Some of the most important decisions a new governor and legislative leaders make concern who they select to run state agencies and legislative committees.
That is especially true when it comes to the governor and the Department of Environmental Quality (DEQ) and Department of Natural and Cultural Resources (DNCR). Both play critical roles in protecting and preserving our air, our water and our land — on the coast and statewide. DEQ, of course, is charged with ensuring that environmental safeguards are enforced fairly and effectively. Among other important tasks, DNCR is entrusted with protecting and preserving our state’s parks, its critical habitat and other wild places that are so important to our state’s heritage and its economy.
Recently, Gov. Roy Cooper announced his team to lead these agencies. And while it is still too early to judge Cooper’s environmental record, he deserves credit for choosing a trio of qualified leaders. These appointments must still be confirmed by the General Assembly, which recently announced its process for the nominees’ confirmations.
At DEQ, new secretary Michael Regan has important policy experience from his time at the U.S. Environmental Protection Agency, as well as with the Environmental Defense Fund. The General Assembly will hold a committee hearing on Regan’s appointment March 8.
At DNCR, Cooper’s choice of former New Hanover Rep. Susi Hamilton to lead the agency was paired with the selection of Reid Wilson as the agency’s assistant secretary. With Hamilton, Cooper selected a practical, experienced legislator familiar with coastal issues. While Hamilton’s conservation experience is limited, she will get good counsel from Wilson, who has spent his career protecting the environment, most recently as executive director of the Conservation Trust of North Carolina — one of the state’s leading conservation organizations. Hamilton’s committee hearing is scheduled for Feb. 16.
In the legislature, committee leaders guide the entire House or Senate’s work on environmental policy and funding. These legislators include Rep. Pat McElraft (Carteret, Jones), who again this year heads up both the policy committee and the appropriations committee that consider and fund the state’s environmental issues and programs. In the Senate, Sen. Bill Cook (Beaufort, Camden, Currituck, Dare, Gates, Hyde, Pasquotank, Perquimans) also co-chairs both the Senate environmental policy committee and its environmental budget committee. He is joined on the Senate’s environmental policy committee by co-chair Sen. Norman Sanderson (Carteret, Craven, Pamlico). Another key coastal policymaker is Senate Majority Leader Harry Brown (Jones, Onslow), who, as the senior co-chair of the Senate’s Appropriations Committee, oversees the Senate’s budget process. Other coastal legislators who serve on key environmental committees include Rep. Chris Millis (Onslow, Pender), Rep. Frank Iler (Brunswick) and Rep. Bob Steinburg (Camden, Chowan, Currituck, Pasquotank, Perquimans, Tyrrell).

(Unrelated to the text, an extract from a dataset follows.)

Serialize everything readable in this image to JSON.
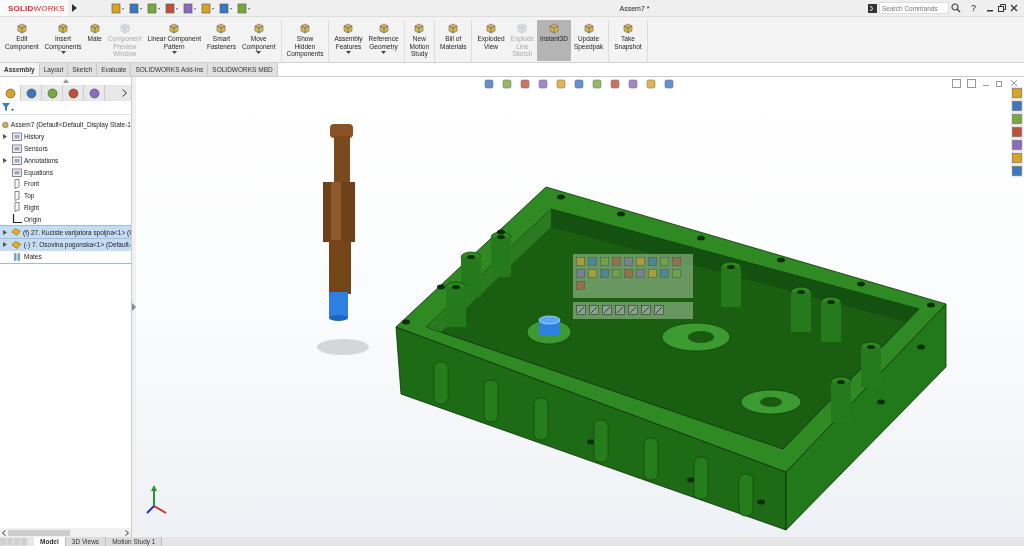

At the North Carolina Coastal Federation, we’ll be working with these new appointees and these legislators on a variety of issues. These include maintaining and expanding our efforts to rebuild the state’s oyster fishery; reforming the regulatory process to make it easier for property owners to use living shoreline strategies to address coastal erosion; and continuing our partnership to address water pollution on the coast with low-impact development techniques. We’ll also be working to leverage state conservation dollars to match federal funds for oyster bed and other forms of coastal restoration and advocating for expansion of the Clean Water Management Trust Fund and other trust funds to preserve and protect critical open space.